Dans le dernier roman de Mathias Enard, il n’est de certitudes qui résistent à l’épreuve du doute… et de l’ambiguïté omnisciente. Les faits sont détournés de la réalité ; la fiction règne en maître et, telle une araignée, tisse sa toile autour des personnages et des quelques détails empiriques tirés de la grande histoire. L’auteur imagine que le jeudi 13 mai 1506, Lodovico Buonarroti Simoni Michelangelo alors âgé de 59 ans, débarque à Constantinople, invité par le sultan Bajazet pour dessiner les plans d'un pont qui reliera la ville à ses faubourgs. Leonardo da Vinci vient d’être renvoyé pour cause de non satisfaction et de mésentente avec les instances dirigeantes. Le peintre, et sculpteur florentin, s'improvisera architecte pendant plusieurs mois, hébergé par le négociant Maringhi et épaulé par Mesihi et Manuel, poète et traducteur de leur état.
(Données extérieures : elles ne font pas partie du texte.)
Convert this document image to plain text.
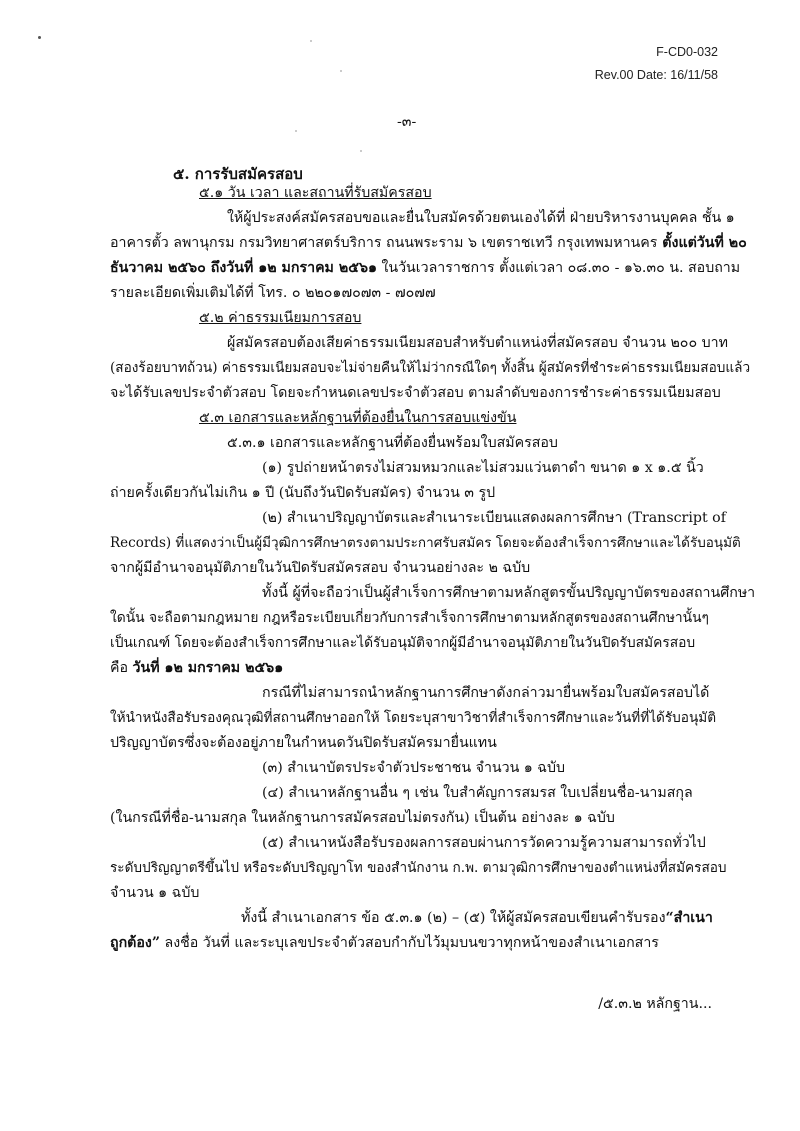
F-CD0-032
Rev.00 Date: 16/11/58
-๓-
๕. การรับสมัครสอบ
๕.๑ วัน เวลา และสถานที่รับสมัครสอบ
ให้ผู้ประสงค์สมัครสอบขอและยื่นใบสมัครด้วยตนเองได้ที่ ฝ่ายบริหารงานบุคคล ชั้น ๑
อาคารตั้ว ลพานุกรม กรมวิทยาศาสตร์บริการ ถนนพระราม ๖ เขตราชเทวี กรุงเทพมหานคร ตั้งแต่วันที่ ๒๐
ธันวาคม ๒๕๖๐ ถึงวันที่ ๑๒ มกราคม ๒๕๖๑ ในวันเวลาราชการ ตั้งแต่เวลา ๐๘.๓๐ - ๑๖.๓๐ น. สอบถาม
รายละเอียดเพิ่มเติมได้ที่ โทร. ๐ ๒๒๐๑๗๐๗๓ - ๗๐๗๗
๕.๒ ค่าธรรมเนียมการสอบ
ผู้สมัครสอบต้องเสียค่าธรรมเนียมสอบสำหรับตำแหน่งที่สมัครสอบ จำนวน ๒๐๐ บาท
(สองร้อยบาทถ้วน) ค่าธรรมเนียมสอบจะไม่จ่ายคืนให้ไม่ว่ากรณีใดๆ ทั้งสิ้น ผู้สมัครที่ชำระค่าธรรมเนียมสอบแล้ว
จะได้รับเลขประจำตัวสอบ โดยจะกำหนดเลขประจำตัวสอบ ตามลำดับของการชำระค่าธรรมเนียมสอบ
๕.๓ เอกสารและหลักฐานที่ต้องยื่นในการสอบแข่งขัน
๕.๓.๑ เอกสารและหลักฐานที่ต้องยื่นพร้อมใบสมัครสอบ
(๑) รูปถ่ายหน้าตรงไม่สวมหมวกและไม่สวมแว่นตาดำ ขนาด ๑ x ๑.๕ นิ้ว
ถ่ายครั้งเดียวกันไม่เกิน ๑ ปี (นับถึงวันปิดรับสมัคร) จำนวน ๓ รูป
(๒) สำเนาปริญญาบัตรและสำเนาระเบียนแสดงผลการศึกษา (Transcript of
Records) ที่แสดงว่าเป็นผู้มีวุฒิการศึกษาตรงตามประกาศรับสมัคร โดยจะต้องสำเร็จการศึกษาและได้รับอนุมัติ
จากผู้มีอำนาจอนุมัติภายในวันปิดรับสมัครสอบ จำนวนอย่างละ ๒ ฉบับ
ทั้งนี้ ผู้ที่จะถือว่าเป็นผู้สำเร็จการศึกษาตามหลักสูตรขั้นปริญญาบัตรของสถานศึกษา
ใดนั้น จะถือตามกฎหมาย กฎหรือระเบียบเกี่ยวกับการสำเร็จการศึกษาตามหลักสูตรของสถานศึกษานั้นๆ
เป็นเกณฑ์ โดยจะต้องสำเร็จการศึกษาและได้รับอนุมัติจากผู้มีอำนาจอนุมัติภายในวันปิดรับสมัครสอบ
คือ วันที่ ๑๒ มกราคม ๒๕๖๑
กรณีที่ไม่สามารถนำหลักฐานการศึกษาดังกล่าวมายื่นพร้อมใบสมัครสอบได้
ให้นำหนังสือรับรองคุณวุฒิที่สถานศึกษาออกให้ โดยระบุสาขาวิชาที่สำเร็จการศึกษาและวันที่ที่ได้รับอนุมัติ
ปริญญาบัตรซึ่งจะต้องอยู่ภายในกำหนดวันปิดรับสมัครมายื่นแทน
(๓) สำเนาบัตรประจำตัวประชาชน จำนวน ๑ ฉบับ
(๔) สำเนาหลักฐานอื่น ๆ เช่น ใบสำคัญการสมรส ใบเปลี่ยนชื่อ-นามสกุล
(ในกรณีที่ชื่อ-นามสกุล ในหลักฐานการสมัครสอบไม่ตรงกัน) เป็นต้น อย่างละ ๑ ฉบับ
(๕) สำเนาหนังสือรับรองผลการสอบผ่านการวัดความรู้ความสามารถทั่วไป
ระดับปริญญาตรีขึ้นไป หรือระดับปริญญาโท ของสำนักงาน ก.พ. ตามวุฒิการศึกษาของตำแหน่งที่สมัครสอบ
จำนวน ๑ ฉบับ
ทั้งนี้ สำเนาเอกสาร ข้อ ๕.๓.๑ (๒) – (๕) ให้ผู้สมัครสอบเขียนคำรับรอง“สำเนา
ถูกต้อง” ลงชื่อ วันที่ และระบุเลขประจำตัวสอบกำกับไว้มุมบนขวาทุกหน้าของสำเนาเอกสาร
/๕.๓.๒ หลักฐาน...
Ce voyage de Michel-Ange à Istanbul a-t-il existé ? Difficile à dire, d’autant plus que le pont sera enseveli quelques années plus tard dans un tremblement de terre sans pareil qui secouera la ville et fera des centaines de morts. Alors dans le doute, laissons-nous mener par le bout de la plume de Mathias Enard, au royaume des possibles et des plaisirs en tous genres.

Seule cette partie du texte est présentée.